In this time we live in there are so many things vying for our attention and metal music is no different. With literally hundreds and hundreds of bands trying to gain some sort of acknowledgement and or acceptance from us, a band not only needs to, but has to offer, and deliver a product that can grab your gut, wreck your neck, and cradle your soul. This is where Belphegor achieves success with “Blood Magick Necromance”, for songs like “In Blood – Devour This Sanctity”, “Impaled Upon The Tongue Of Sathan”, and “Sado Messiah” definitely grab your gut. In fact, they not only grab it, but thrust a long rusty blade deep into it, twisting side to side. The sheer brutality of tracks “Angeli Mortis De Profundis”  and “Possessed Burning Eyes” are nothing less than seething. The former fitting nicely behind “Discipline Through Punishment” with it’s more droning death call.  Pure emotion is conveyed in “Rise To Fall And Fall To Rise” and the title track, “Blood Magick Necromance”. Both of these songs, being my personal favorites from the album, show a sophisticated take on drawing a more personal feeling from the listener than your standard metal band. Rotting Christ knows how to do this, as well as Hypocrisy, and Amon Amarth, and it is exactly those bands that Belphegor bring to mind when their riffing and melodies begin to intertwine into a pathway of transcendence for the listener.

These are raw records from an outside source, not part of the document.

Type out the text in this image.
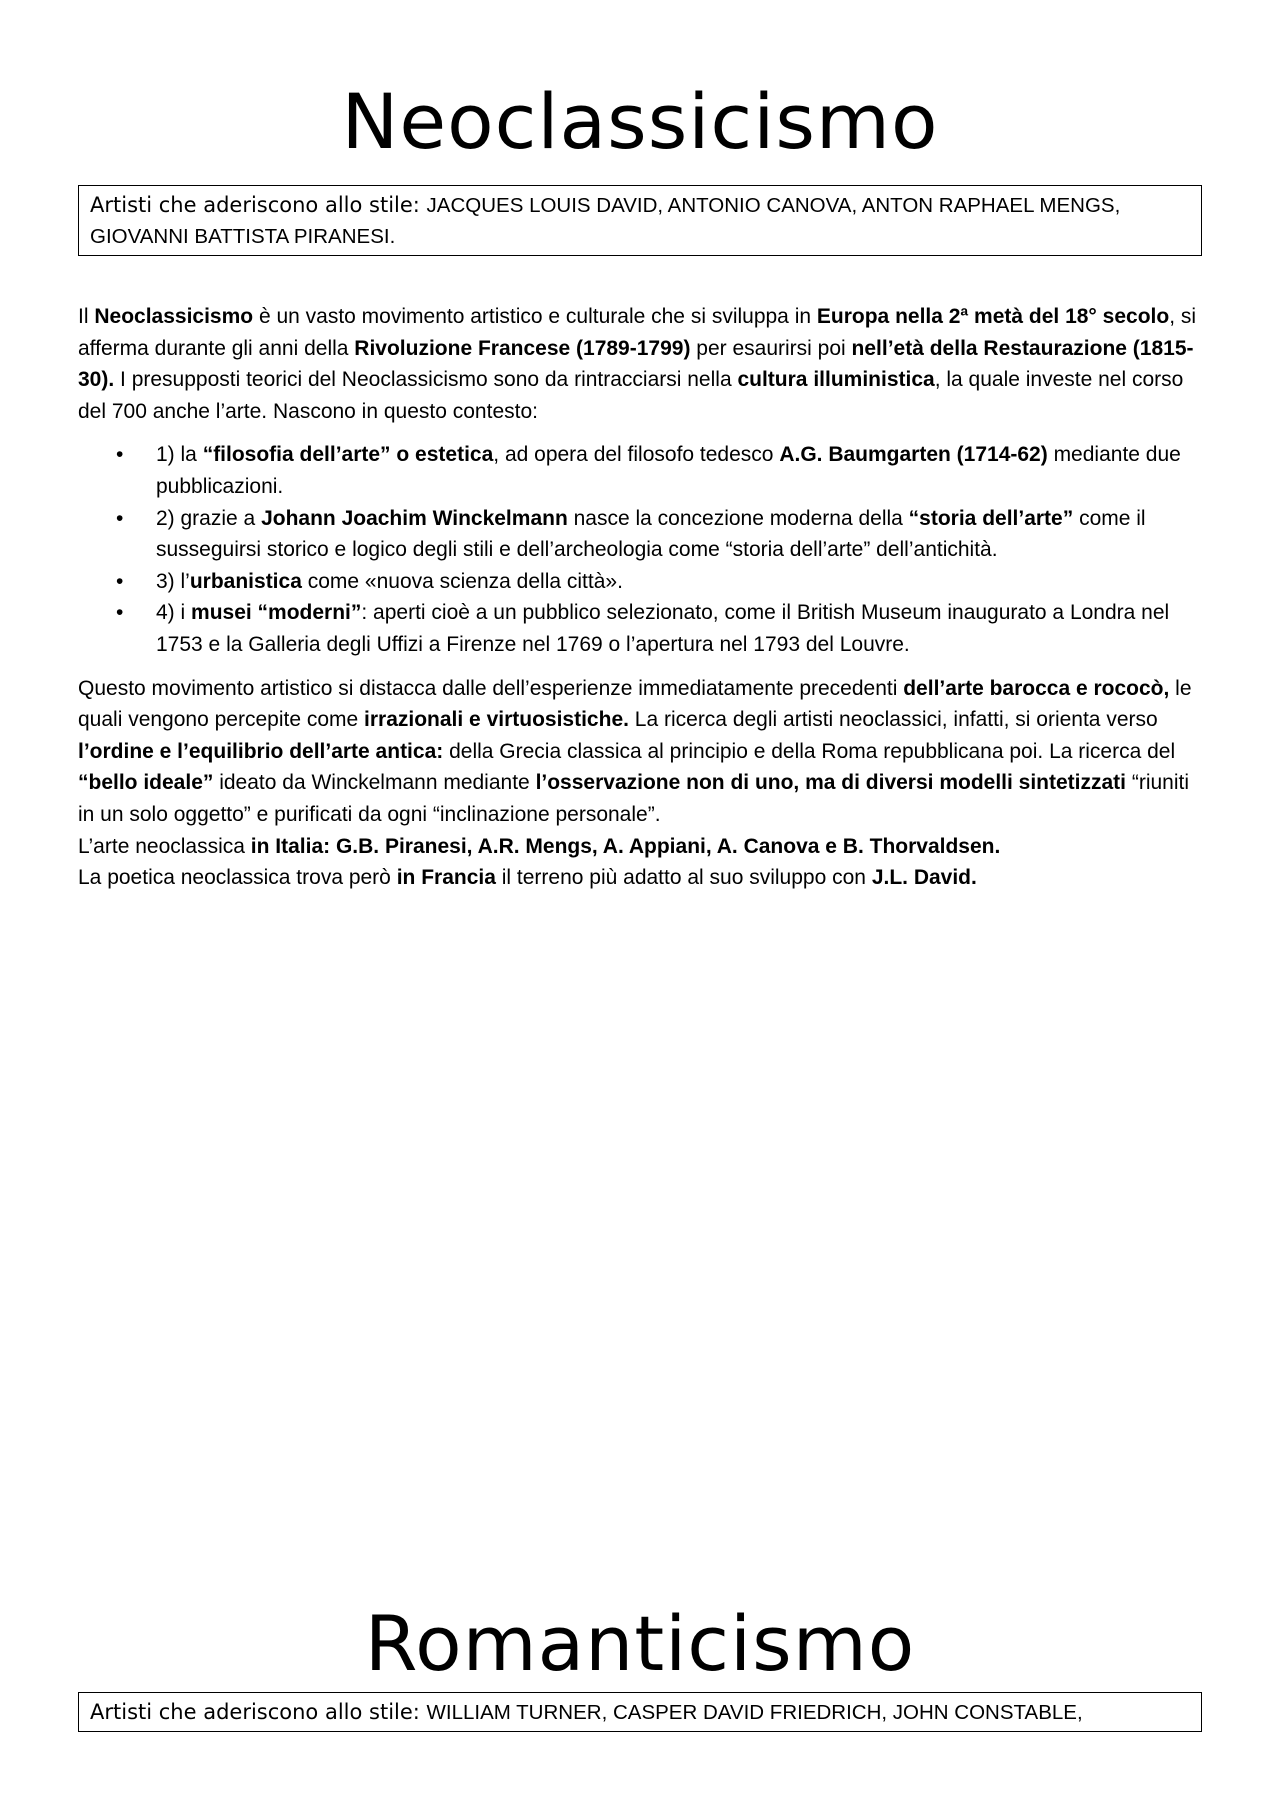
Neoclassicismo
Artisti che aderiscono allo stile: JACQUES LOUIS DAVID, ANTONIO CANOVA, ANTON RAPHAEL MENGS, GIOVANNI BATTISTA PIRANESI.

Il Neoclassicismo è un vasto movimento artistico e culturale che si sviluppa in Europa nella 2ª metà del 18° secolo, si afferma durante gli anni della Rivoluzione Francese (1789-1799) per esaurirsi poi nell’età della Restaurazione (1815-30). I presupposti teorici del Neoclassicismo sono da rintracciarsi nella cultura illuministica, la quale investe nel corso del 700 anche l’arte. Nascono in questo contesto:

• 1) la “filosofia dell’arte” o estetica, ad opera del filosofo tedesco A.G. Baumgarten (1714-62) mediante due pubblicazioni.
• 2) grazie a Johann Joachim Winckelmann nasce la concezione moderna della “storia dell’arte” come il susseguirsi storico e logico degli stili e dell’archeologia come “storia dell’arte” dell’antichità.
• 3) l’urbanistica come «nuova scienza della città».
• 4) i musei “moderni”: aperti cioè a un pubblico selezionato, come il British Museum inaugurato a Londra nel 1753 e la Galleria degli Uffizi a Firenze nel 1769 o l’apertura nel 1793 del Louvre.

Questo movimento artistico si distacca dalle dell’esperienze immediatamente precedenti dell’arte barocca e rococò, le quali vengono percepite come irrazionali e virtuosistiche. La ricerca degli artisti neoclassici, infatti, si orienta verso l’ordine e l’equilibrio dell’arte antica: della Grecia classica al principio e della Roma repubblicana poi. La ricerca del “bello ideale” ideato da Winckelmann mediante l’osservazione non di uno, ma di diversi modelli sintetizzati “riuniti in un solo oggetto” e purificati da ogni “inclinazione personale”.

L’arte neoclassica in Italia: G.B. Piranesi, A.R. Mengs, A. Appiani, A. Canova e B. Thorvaldsen.

La poetica neoclassica trova però in Francia il terreno più adatto al suo sviluppo con J.L. David.

Romanticismo
Artisti che aderiscono allo stile: WILLIAM TURNER, CASPER DAVID FRIEDRICH, JOHN CONSTABLE,
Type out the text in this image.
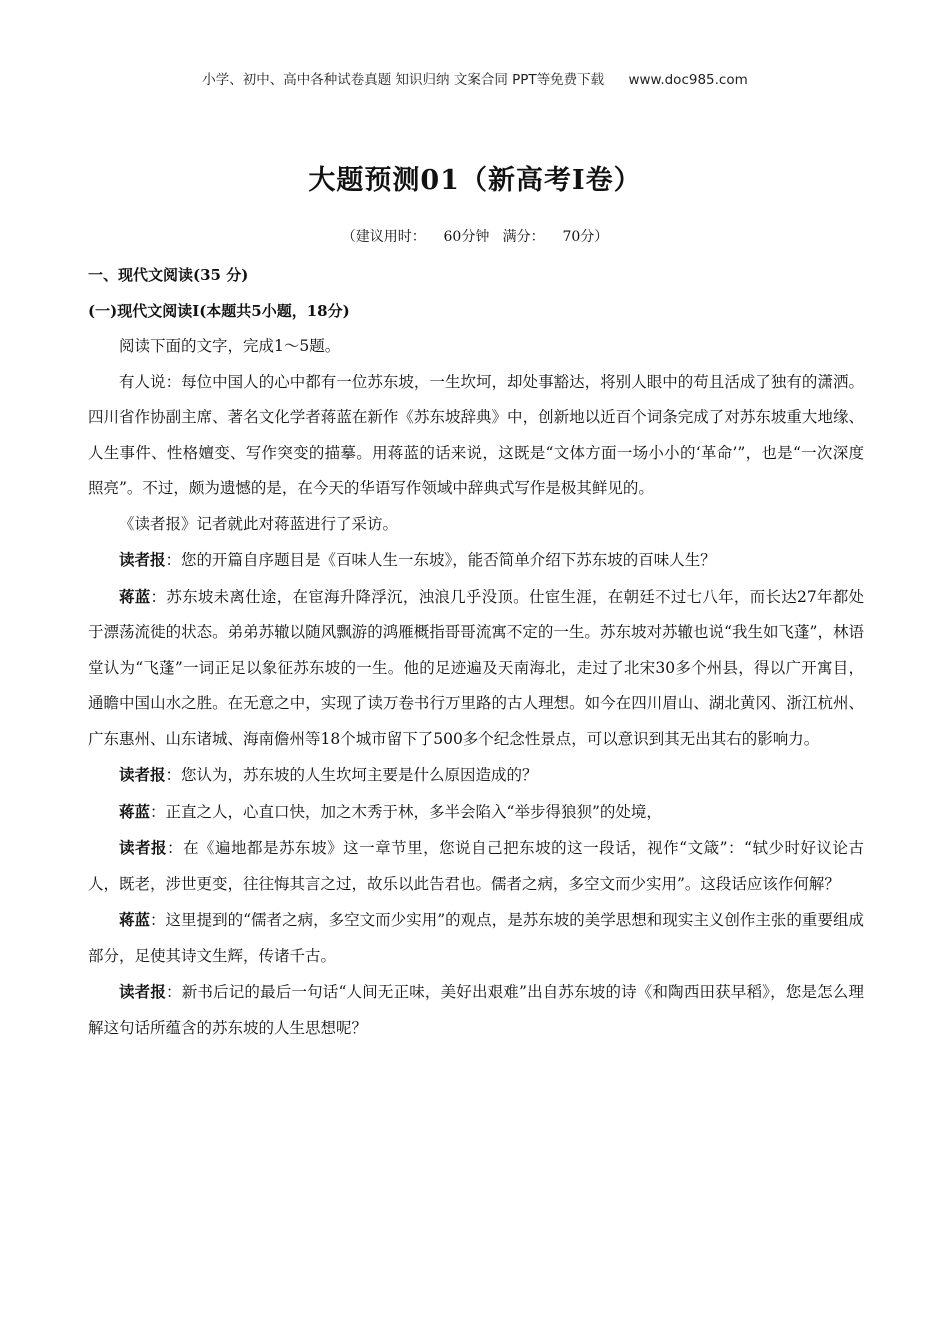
小学、初中、高中各种试卷真题 知识归纳 文案合同 PPT等免费下载 www.doc985.com
大题预测01（新高考Ⅰ卷）
（建议用时：    60分钟   满分：    70分）

一、现代文阅读(35 分)

(一)现代文阅读Ⅰ(本题共5小题，18分)

阅读下面的文字，完成1～5题。

有人说：每位中国人的心中都有一位苏东坡，一生坎坷，却处事豁达，将别人眼中的苟且活成了独有的潇洒。四川省作协副主席、著名文化学者蒋蓝在新作《苏东坡辞典》中，创新地以近百个词条完成了对苏东坡重大地缘、人生事件、性格嬗变、写作突变的描摹。用蒋蓝的话来说，这既是“文体方面一场小小的‘革命’”，也是“一次深度照亮”。不过，颇为遗憾的是，在今天的华语写作领域中辞典式写作是极其鲜见的。

《读者报》记者就此对蒋蓝进行了采访。

读者报：您的开篇自序题目是《百味人生一东坡》，能否简单介绍下苏东坡的百味人生？

蒋蓝：苏东坡未离仕途，在宦海升降浮沉，浊浪几乎没顶。仕宦生涯，在朝廷不过七八年，而长达27年都处于漂荡流徙的状态。弟弟苏辙以随风飘游的鸿雁概指哥哥流寓不定的一生。苏东坡对苏辙也说“我生如飞蓬”，林语堂认为“飞蓬”一词正足以象征苏东坡的一生。他的足迹遍及天南海北，走过了北宋30多个州县，得以广开寓目，通瞻中国山水之胜。在无意之中，实现了读万卷书行万里路的古人理想。如今在四川眉山、湖北黄冈、浙江杭州、广东惠州、山东诸城、海南儋州等18个城市留下了500多个纪念性景点，可以意识到其无出其右的影响力。

读者报：您认为，苏东坡的人生坎坷主要是什么原因造成的？

蒋蓝：正直之人，心直口快，加之木秀于林，多半会陷入“举步得狼狈”的处境，

读者报：在《遍地都是苏东坡》这一章节里，您说自己把东坡的这一段话，视作“文箴”：“轼少时好议论古人，既老，涉世更变，往往悔其言之过，故乐以此告君也。儒者之病，多空文而少实用”。这段话应该作何解？

蒋蓝：这里提到的“儒者之病，多空文而少实用”的观点，是苏东坡的美学思想和现实主义创作主张的重要组成部分，足使其诗文生辉，传诸千古。

读者报：新书后记的最后一句话“人间无正味，美好出艰难”出自苏东坡的诗《和陶西田获早稻》，您是怎么理解这句话所蕴含的苏东坡的人生思想呢？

The vocal department of “Blood Magick Necromance” is nothing short of fantastic. Helmuth delivers a bevy of growls, roars, rasps, yells, screams, and just about everything else in between, knowing exactly where to place each for maximum effectiveness. In fact, it seems that Helmuth knows exactly what he wants to be in Belphegor and exactly where he wants Belphegor to be. This not only comes through from the material presented on “Blood Magick Necromance”, but from the stellar production work of Peter Tagtgren (Hypocrisy). One could easily get lost in a tangle of blasts, squeals, and grunts in the complexity of the material presented, but the experience from Tagtgren helps propel the band to grandoise heights of clarity, without losing any grit needed to convincingly play any form of death or black metal.

Belphegor is on a roll, or at least back on track, depending how you felt about “Walpurgis Rites – Hexenwahn”. I’m not quite sure if they have topped “Bondage Goat Zombie”, but I can say that “Blood Magick Necromance” comes very, very close. For anyone that calls themselves a fan of extreme metal, especially of Belphegor’s previous blackened-death art, then “Blood Magick Necromance” is a mandatory purchase for you.